A brotherhood of men attracted by the adventure of ideas, keenly conscious of the urge for freedom fired with the vision of a free society -of free man and motivated by the will to remake the world so as to restore the individual in his position of primary and dignity will show the way out of the contemporary crisis of modern civilization.

Political and Economic Ideas:

Roy’s love for individual freedom led him to outline a broader framework that could be most conducive to its realization. Being witness to the fate of centralized society (Soviet Union), he favored decentralization of power in the political as well as economic realm.

The villages and local units must be the tool of social change and it should not be brought about by the political parties. As Vishnoo Bhagwan observes “Like J. P. Narayan, we strongly advocated party less democracy”

Roy did not favour the prevailing systems of representative democracy.

According to Dr. V.P. Verma “He stood for a social system, where social technology and the pooled powers of human reasons and engineering would be applied to the reconciliation of individual freedom and social good and progress”.

He labeled this model as-” ‘organized democracy’ resembling Rousseau’s theory of direct democracy. He said “To be real, democracy must be direct; government must be under the direct control of the people”.

However, in view of its impracticability in the contemporary world, Roy made certain modifications. These included an institution of council of state whose members were to be elected as well as selected by professional groups. The council will mainly concern itself with the planning and guiding the execution of plan.
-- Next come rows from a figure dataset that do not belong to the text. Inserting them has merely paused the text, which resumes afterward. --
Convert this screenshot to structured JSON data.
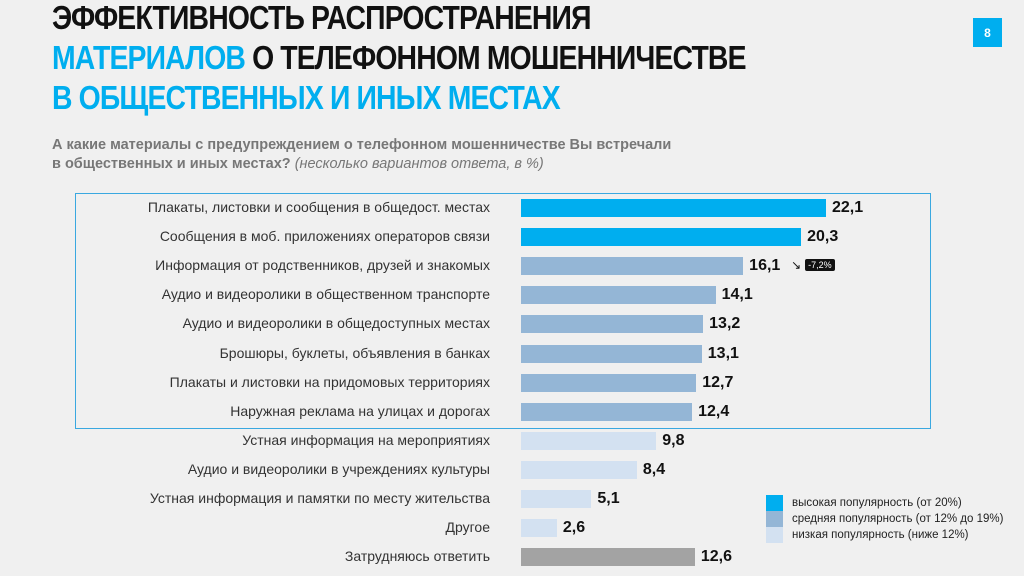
{
  "header": {
    "title_line1": "ЭФФЕКТИВНОСТЬ РАСПРОСТРАНЕНИЯ",
    "title_line2_blue": "МАТЕРИАЛОВ",
    "title_line2_rest": " О ТЕЛЕФОННОМ МОШЕННИЧЕСТВЕ",
    "title_line3": "В ОБЩЕСТВЕННЫХ И ИНЫХ МЕСТАХ",
    "page_number": "8"
  },
  "question": {
    "text": "А какие материалы с предупреждением о телефонном мошенничестве Вы встречали в общественных и иных местах?",
    "note": "(несколько вариантов ответа, в %)"
  },
  "colors": {
    "high": "#00aeef",
    "mid": "#94b6d6",
    "low": "#d3e1f1",
    "other": "#a3a3a3"
  },
  "chart_data": {
    "type": "bar",
    "orientation": "horizontal",
    "unit": "%",
    "categories": [
      "Плакаты, листовки и сообщения в общедост. местах",
      "Сообщения в моб. приложениях операторов связи",
      "Информация от родственников, друзей и знакомых",
      "Аудио и видеоролики в общественном транспорте",
      "Аудио и видеоролики в общедоступных местах",
      "Брошюры, буклеты, объявления в банках",
      "Плакаты и листовки на придомовых территориях",
      "Наружная реклама на улицах и дорогах",
      "Устная информация на мероприятиях",
      "Аудио и видеоролики в учреждениях культуры",
      "Устная информация и памятки по месту жительства",
      "Другое",
      "Затрудняюсь ответить"
    ],
    "values": [
      22.1,
      20.3,
      16.1,
      14.1,
      13.2,
      13.1,
      12.7,
      12.4,
      9.8,
      8.4,
      5.1,
      2.6,
      12.6
    ],
    "value_labels": [
      "22,1",
      "20,3",
      "16,1",
      "14,1",
      "13,2",
      "13,1",
      "12,7",
      "12,4",
      "9,8",
      "8,4",
      "5,1",
      "2,6",
      "12,6"
    ],
    "groups": [
      "high",
      "high",
      "mid",
      "mid",
      "mid",
      "mid",
      "mid",
      "mid",
      "low",
      "low",
      "low",
      "low",
      "other"
    ],
    "annotations": [
      {
        "index": 2,
        "text": "-7,2%",
        "direction": "down"
      }
    ],
    "legend": [
      {
        "group": "high",
        "label": "высокая популярность (от 20%)"
      },
      {
        "group": "mid",
        "label": "средняя популярность (от 12% до 19%)"
      },
      {
        "group": "low",
        "label": "низкая популярность (ниже 12%)"
      }
    ],
    "legend_position": "bottom-right"
  }
}
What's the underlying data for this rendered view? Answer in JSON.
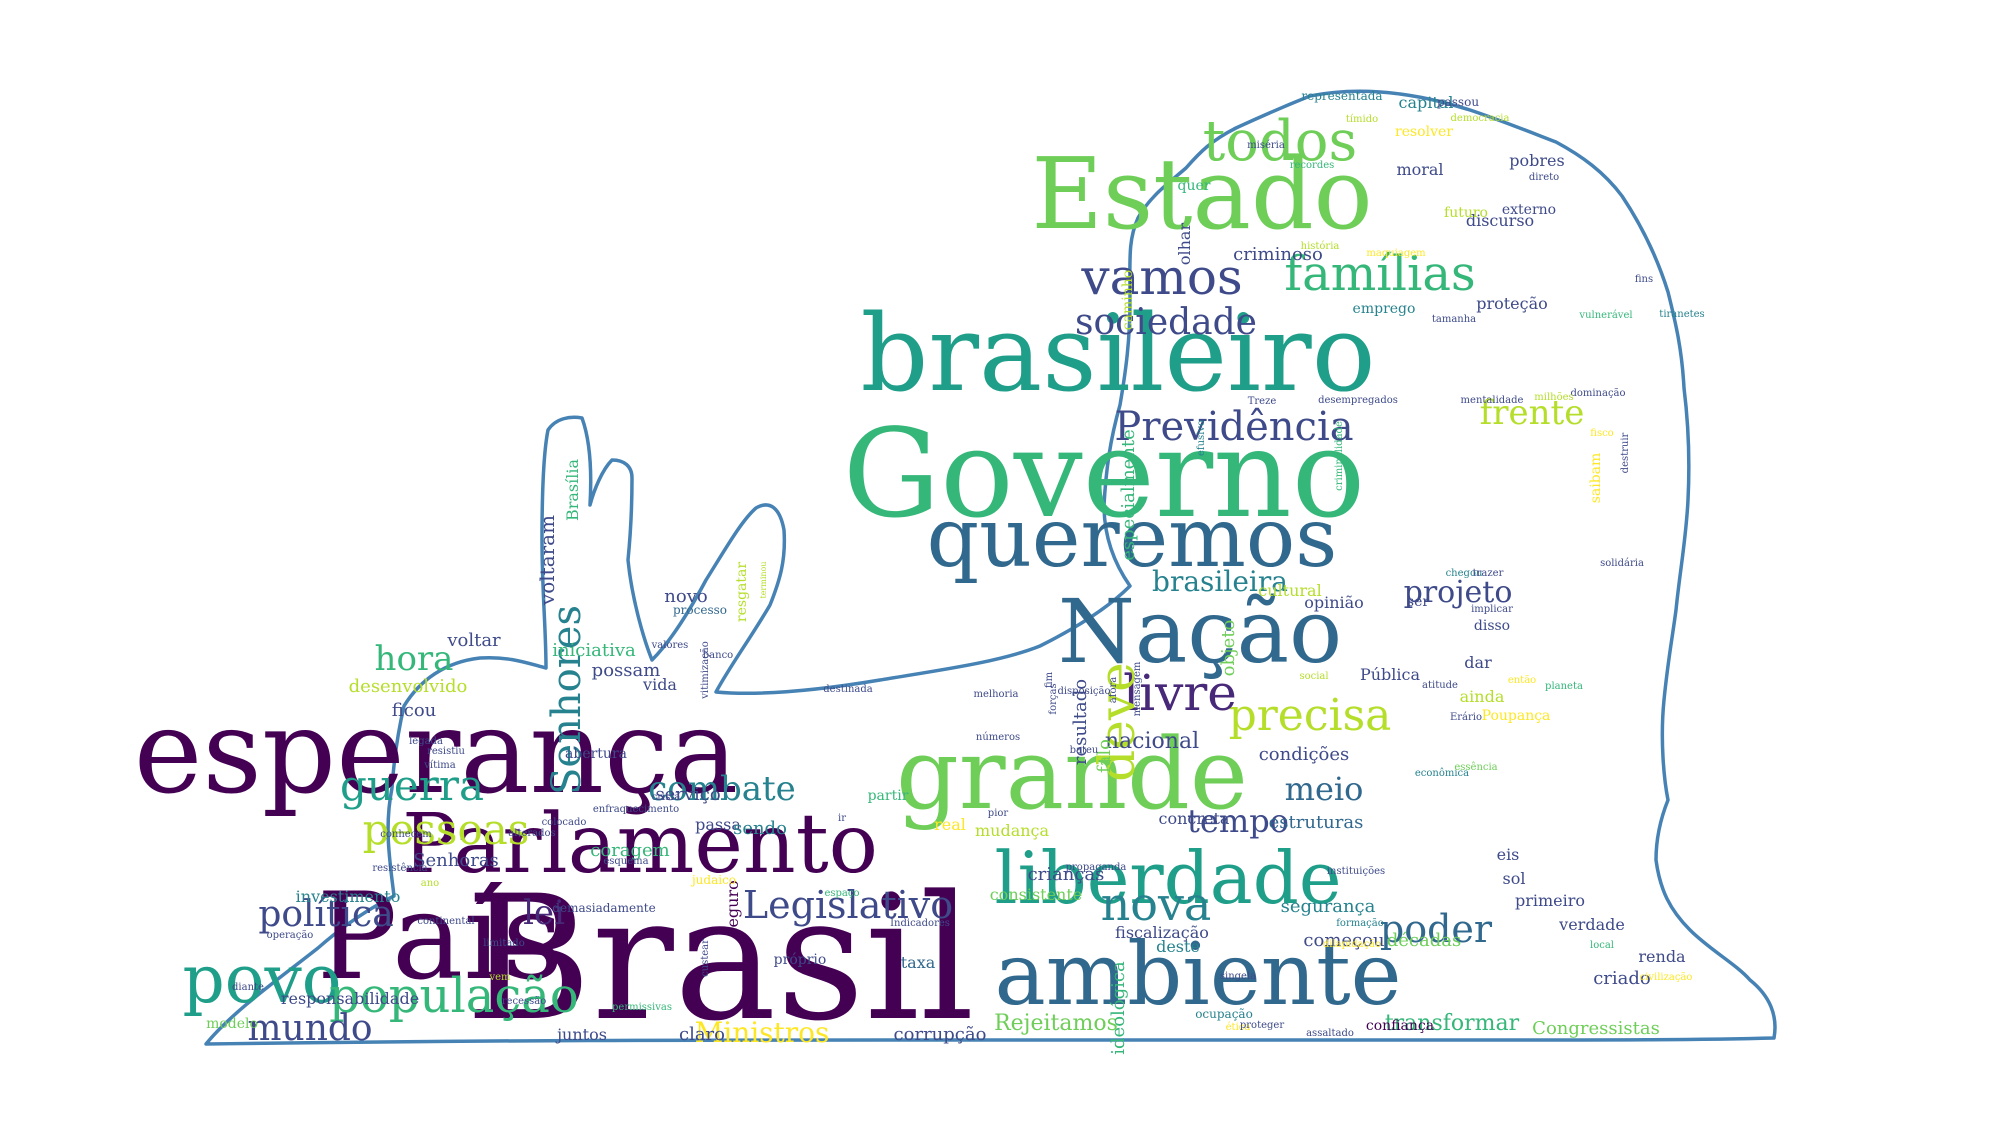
{
  "outline_color": "#4682b4",
  "palette": [
    "#440154",
    "#482878",
    "#3e4a89",
    "#31688e",
    "#26828e",
    "#1f9e89",
    "#35b779",
    "#6ece58",
    "#b5de2b",
    "#fde725"
  ],
  "words": [
    {
      "text": "Brasil",
      "c": "#440154"
    },
    {
      "text": "País",
      "c": "#440154"
    },
    {
      "text": "esperança",
      "c": "#440154"
    },
    {
      "text": "Governo",
      "c": "#35b779"
    },
    {
      "text": "brasileiro",
      "c": "#1f9e89"
    },
    {
      "text": "Estado",
      "c": "#6ece58"
    },
    {
      "text": "Nação",
      "c": "#31688e"
    },
    {
      "text": "queremos",
      "c": "#31688e"
    },
    {
      "text": "grande",
      "c": "#6ece58"
    },
    {
      "text": "ambiente",
      "c": "#31688e"
    },
    {
      "text": "Parlamento",
      "c": "#440154"
    },
    {
      "text": "liberdade",
      "c": "#1f9e89"
    },
    {
      "text": "povo",
      "c": "#1f9e89"
    },
    {
      "text": "população",
      "c": "#35b779"
    },
    {
      "text": "pessoas",
      "c": "#b5de2b"
    },
    {
      "text": "guerra",
      "c": "#1f9e89"
    },
    {
      "text": "todos",
      "c": "#6ece58"
    },
    {
      "text": "famílias",
      "c": "#35b779"
    },
    {
      "text": "vamos",
      "c": "#3e4a89"
    },
    {
      "text": "Previdência",
      "c": "#3e4a89"
    },
    {
      "text": "sociedade",
      "c": "#3e4a89"
    },
    {
      "text": "Legislativo",
      "c": "#3e4a89"
    },
    {
      "text": "precisa",
      "c": "#b5de2b"
    },
    {
      "text": "livre",
      "c": "#482878"
    },
    {
      "text": "nova",
      "c": "#26828e"
    },
    {
      "text": "poder",
      "c": "#31688e"
    },
    {
      "text": "deve",
      "c": "#b5de2b"
    },
    {
      "text": "combate",
      "c": "#26828e"
    },
    {
      "text": "lei",
      "c": "#482878"
    },
    {
      "text": "política",
      "c": "#3e4a89"
    },
    {
      "text": "mundo",
      "c": "#3e4a89"
    },
    {
      "text": "frente",
      "c": "#b5de2b"
    },
    {
      "text": "projeto",
      "c": "#3e4a89"
    },
    {
      "text": "Senhores",
      "c": "#26828e"
    },
    {
      "text": "meio",
      "c": "#31688e"
    },
    {
      "text": "tempo",
      "c": "#3e4a89"
    },
    {
      "text": "brasileira",
      "c": "#26828e"
    },
    {
      "text": "hora",
      "c": "#35b779"
    },
    {
      "text": "Ministros",
      "c": "#fde725"
    },
    {
      "text": "Rejeitamos",
      "c": "#6ece58"
    },
    {
      "text": "transformar",
      "c": "#35b779"
    },
    {
      "text": "Congressistas",
      "c": "#6ece58"
    },
    {
      "text": "nacional",
      "c": "#3e4a89"
    },
    {
      "text": "condições",
      "c": "#3e4a89"
    },
    {
      "text": "estruturas",
      "c": "#31688e"
    },
    {
      "text": "segurança",
      "c": "#26828e"
    },
    {
      "text": "décadas",
      "c": "#6ece58"
    },
    {
      "text": "criado",
      "c": "#3e4a89"
    },
    {
      "text": "começou",
      "c": "#3e4a89"
    },
    {
      "text": "confiança",
      "c": "#440154"
    },
    {
      "text": "corrupção",
      "c": "#3e4a89"
    },
    {
      "text": "especialmente",
      "c": "#35b779"
    },
    {
      "text": "ideológica",
      "c": "#35b779"
    },
    {
      "text": "resultado",
      "c": "#3e4a89"
    },
    {
      "text": "falo",
      "c": "#6ece58"
    },
    {
      "text": "objeto",
      "c": "#6ece58"
    },
    {
      "text": "voltaram",
      "c": "#3e4a89"
    },
    {
      "text": "Brasília",
      "c": "#35b779"
    },
    {
      "text": "desenvolvido",
      "c": "#b5de2b"
    },
    {
      "text": "ficou",
      "c": "#3e4a89"
    },
    {
      "text": "voltar",
      "c": "#3e4a89"
    },
    {
      "text": "possam",
      "c": "#3e4a89"
    },
    {
      "text": "vida",
      "c": "#3e4a89"
    },
    {
      "text": "iniciativa",
      "c": "#35b779"
    },
    {
      "text": "novo",
      "c": "#3e4a89"
    },
    {
      "text": "processo",
      "c": "#31688e"
    },
    {
      "text": "resgatar",
      "c": "#b5de2b"
    },
    {
      "text": "terminou",
      "c": "#b5de2b"
    },
    {
      "text": "Senhoras",
      "c": "#3e4a89"
    },
    {
      "text": "coragem",
      "c": "#35b779"
    },
    {
      "text": "passa",
      "c": "#3e4a89"
    },
    {
      "text": "sendo",
      "c": "#26828e"
    },
    {
      "text": "serviço",
      "c": "#3e4a89"
    },
    {
      "text": "mudança",
      "c": "#b5de2b"
    },
    {
      "text": "real",
      "c": "#fde725"
    },
    {
      "text": "partir",
      "c": "#35b779"
    },
    {
      "text": "crianças",
      "c": "#3e4a89"
    },
    {
      "text": "seguro",
      "c": "#440154"
    },
    {
      "text": "responsabilidade",
      "c": "#3e4a89"
    },
    {
      "text": "investimento",
      "c": "#26828e"
    },
    {
      "text": "modelo",
      "c": "#6ece58"
    },
    {
      "text": "juntos",
      "c": "#3e4a89"
    },
    {
      "text": "claro",
      "c": "#3e4a89"
    },
    {
      "text": "consistente",
      "c": "#6ece58"
    },
    {
      "text": "taxa",
      "c": "#31688e"
    },
    {
      "text": "próprio",
      "c": "#3e4a89"
    },
    {
      "text": "deste",
      "c": "#26828e"
    },
    {
      "text": "fiscalização",
      "c": "#3e4a89"
    },
    {
      "text": "concreta",
      "c": "#3e4a89"
    },
    {
      "text": "verdade",
      "c": "#3e4a89"
    },
    {
      "text": "primeiro",
      "c": "#3e4a89"
    },
    {
      "text": "renda",
      "c": "#3e4a89"
    },
    {
      "text": "sol",
      "c": "#3e4a89"
    },
    {
      "text": "eis",
      "c": "#3e4a89"
    },
    {
      "text": "ainda",
      "c": "#b5de2b"
    },
    {
      "text": "dar",
      "c": "#3e4a89"
    },
    {
      "text": "Pública",
      "c": "#3e4a89"
    },
    {
      "text": "Poupança",
      "c": "#fde725"
    },
    {
      "text": "disso",
      "c": "#3e4a89"
    },
    {
      "text": "cultural",
      "c": "#b5de2b"
    },
    {
      "text": "opinião",
      "c": "#3e4a89"
    },
    {
      "text": "ser",
      "c": "#3e4a89"
    },
    {
      "text": "saibam",
      "c": "#fde725"
    },
    {
      "text": "discurso",
      "c": "#3e4a89"
    },
    {
      "text": "proteção",
      "c": "#3e4a89"
    },
    {
      "text": "emprego",
      "c": "#26828e"
    },
    {
      "text": "criminoso",
      "c": "#3e4a89"
    },
    {
      "text": "pobres",
      "c": "#3e4a89"
    },
    {
      "text": "externo",
      "c": "#3e4a89"
    },
    {
      "text": "futuro",
      "c": "#b5de2b"
    },
    {
      "text": "moral",
      "c": "#3e4a89"
    },
    {
      "text": "capital",
      "c": "#26828e"
    },
    {
      "text": "resolver",
      "c": "#fde725"
    },
    {
      "text": "quer",
      "c": "#35b779"
    },
    {
      "text": "olhar",
      "c": "#3e4a89"
    },
    {
      "text": "caminho",
      "c": "#b5de2b"
    },
    {
      "text": "representada",
      "c": "#26828e"
    },
    {
      "text": "passou",
      "c": "#3e4a89"
    },
    {
      "text": "democracia",
      "c": "#b5de2b"
    },
    {
      "text": "tímido",
      "c": "#b5de2b"
    },
    {
      "text": "miséria",
      "c": "#3e4a89"
    },
    {
      "text": "recordes",
      "c": "#35b779"
    },
    {
      "text": "direto",
      "c": "#3e4a89"
    },
    {
      "text": "história",
      "c": "#b5de2b"
    },
    {
      "text": "maquiagem",
      "c": "#fde725"
    },
    {
      "text": "fins",
      "c": "#3e4a89"
    },
    {
      "text": "tamanha",
      "c": "#3e4a89"
    },
    {
      "text": "vulnerável",
      "c": "#35b779"
    },
    {
      "text": "tiranetes",
      "c": "#26828e"
    },
    {
      "text": "dominação",
      "c": "#3e4a89"
    },
    {
      "text": "Treze",
      "c": "#3e4a89"
    },
    {
      "text": "desempregados",
      "c": "#3e4a89"
    },
    {
      "text": "mentalidade",
      "c": "#3e4a89"
    },
    {
      "text": "milhões",
      "c": "#b5de2b"
    },
    {
      "text": "efusivo",
      "c": "#26828e"
    },
    {
      "text": "fisco",
      "c": "#fde725"
    },
    {
      "text": "criminalidade",
      "c": "#35b779"
    },
    {
      "text": "chegou",
      "c": "#26828e"
    },
    {
      "text": "trazer",
      "c": "#3e4a89"
    },
    {
      "text": "destruir",
      "c": "#3e4a89"
    },
    {
      "text": "solidária",
      "c": "#3e4a89"
    },
    {
      "text": "implicar",
      "c": "#3e4a89"
    },
    {
      "text": "planeta",
      "c": "#35b779"
    },
    {
      "text": "então",
      "c": "#fde725"
    },
    {
      "text": "social",
      "c": "#b5de2b"
    },
    {
      "text": "atitude",
      "c": "#3e4a89"
    },
    {
      "text": "Erário",
      "c": "#3e4a89"
    },
    {
      "text": "econômica",
      "c": "#26828e"
    },
    {
      "text": "essência",
      "c": "#6ece58"
    },
    {
      "text": "forças",
      "c": "#3e4a89"
    },
    {
      "text": "disposição",
      "c": "#3e4a89"
    },
    {
      "text": "afora",
      "c": "#3e4a89"
    },
    {
      "text": "mensagem",
      "c": "#3e4a89"
    },
    {
      "text": "bateu",
      "c": "#3e4a89"
    },
    {
      "text": "números",
      "c": "#3e4a89"
    },
    {
      "text": "melhoria",
      "c": "#3e4a89"
    },
    {
      "text": "fim",
      "c": "#3e4a89"
    },
    {
      "text": "destinada",
      "c": "#3e4a89"
    },
    {
      "text": "banco",
      "c": "#3e4a89"
    },
    {
      "text": "vitimização",
      "c": "#3e4a89"
    },
    {
      "text": "valores",
      "c": "#3e4a89"
    },
    {
      "text": "abertura",
      "c": "#3e4a89"
    },
    {
      "text": "cristã",
      "c": "#3e4a89"
    },
    {
      "text": "enfraquecimento",
      "c": "#3e4a89"
    },
    {
      "text": "ir",
      "c": "#3e4a89"
    },
    {
      "text": "pior",
      "c": "#3e4a89"
    },
    {
      "text": "esquema",
      "c": "#3e4a89"
    },
    {
      "text": "colocado",
      "c": "#3e4a89"
    },
    {
      "text": "alterados",
      "c": "#3e4a89"
    },
    {
      "text": "conhecem",
      "c": "#3e4a89"
    },
    {
      "text": "vítima",
      "c": "#3e4a89"
    },
    {
      "text": "resistiu",
      "c": "#3e4a89"
    },
    {
      "text": "legada",
      "c": "#3e4a89"
    },
    {
      "text": "resistência",
      "c": "#3e4a89"
    },
    {
      "text": "ano",
      "c": "#b5de2b"
    },
    {
      "text": "judaico",
      "c": "#fde725"
    },
    {
      "text": "espaço",
      "c": "#35b779"
    },
    {
      "text": "demasiadamente",
      "c": "#3e4a89"
    },
    {
      "text": "Indicadores",
      "c": "#3e4a89"
    },
    {
      "text": "propaganda",
      "c": "#3e4a89"
    },
    {
      "text": "instituições",
      "c": "#3e4a89"
    },
    {
      "text": "formação",
      "c": "#26828e"
    },
    {
      "text": "dilapidação",
      "c": "#fde725"
    },
    {
      "text": "local",
      "c": "#35b779"
    },
    {
      "text": "civilização",
      "c": "#fde725"
    },
    {
      "text": "singela",
      "c": "#3e4a89"
    },
    {
      "text": "ocupação",
      "c": "#26828e"
    },
    {
      "text": "ética",
      "c": "#fde725"
    },
    {
      "text": "proteger",
      "c": "#3e4a89"
    },
    {
      "text": "assaltado",
      "c": "#3e4a89"
    },
    {
      "text": "operação",
      "c": "#3e4a89"
    },
    {
      "text": "continental",
      "c": "#3e4a89"
    },
    {
      "text": "limitado",
      "c": "#3e4a89"
    },
    {
      "text": "vem",
      "c": "#b5de2b"
    },
    {
      "text": "recessão",
      "c": "#3e4a89"
    },
    {
      "text": "permissivas",
      "c": "#35b779"
    },
    {
      "text": "diante",
      "c": "#3e4a89"
    },
    {
      "text": "custear",
      "c": "#3e4a89"
    },
    {
      "text": "maior",
      "c": "#3e4a89"
    },
    {
      "text": "informação",
      "c": "#3e4a89"
    }
  ]
}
Roy neither favored laissez faire capitalism, nor did him precised collectivism of Soviet type. As he said “The concept of the economic man negatives the liberation doctrine of individualism. The economic man is bound to be a slave or a slave holder”.

In the same vein he said “State control of the means of production and planned economy do not by themselves end exploitation of labour or lead to an equal distribution of wealth”.

Moreover, he was totally against any use of state power in economy, speaking about welfare state, he remarked “Money is taken out of the pocket of the worker and put into his other pocket in the form of benefits, in the process, the money loses about 20-25 per cent of its value”.

Roy favored a cooperative economy based on twin-principle of decentralization and cooperation geared towards serving human ends. These economic units must use technology on substantial scale to industrialize it.

As he said “Machine should not be the Frankenstein of modern civilization. Created by man, it must sub serve man’s purpose—contribute to his freedom.

Roy remains one of the most dynamic intellectuals that Indian soil has produced. His ability to understand the world as a revolutionary, a Marxist, a humanist and an Indian nationalist enable him to espouse a conception of freedom that is as relevant as ever.

As B.N. Das Gupta observes “Roy remains unparalleled to the realm of human affairs as an exponent at a time when particularly the East and some countries of the west were passing through feverish turmoil for self determination and emancipation”.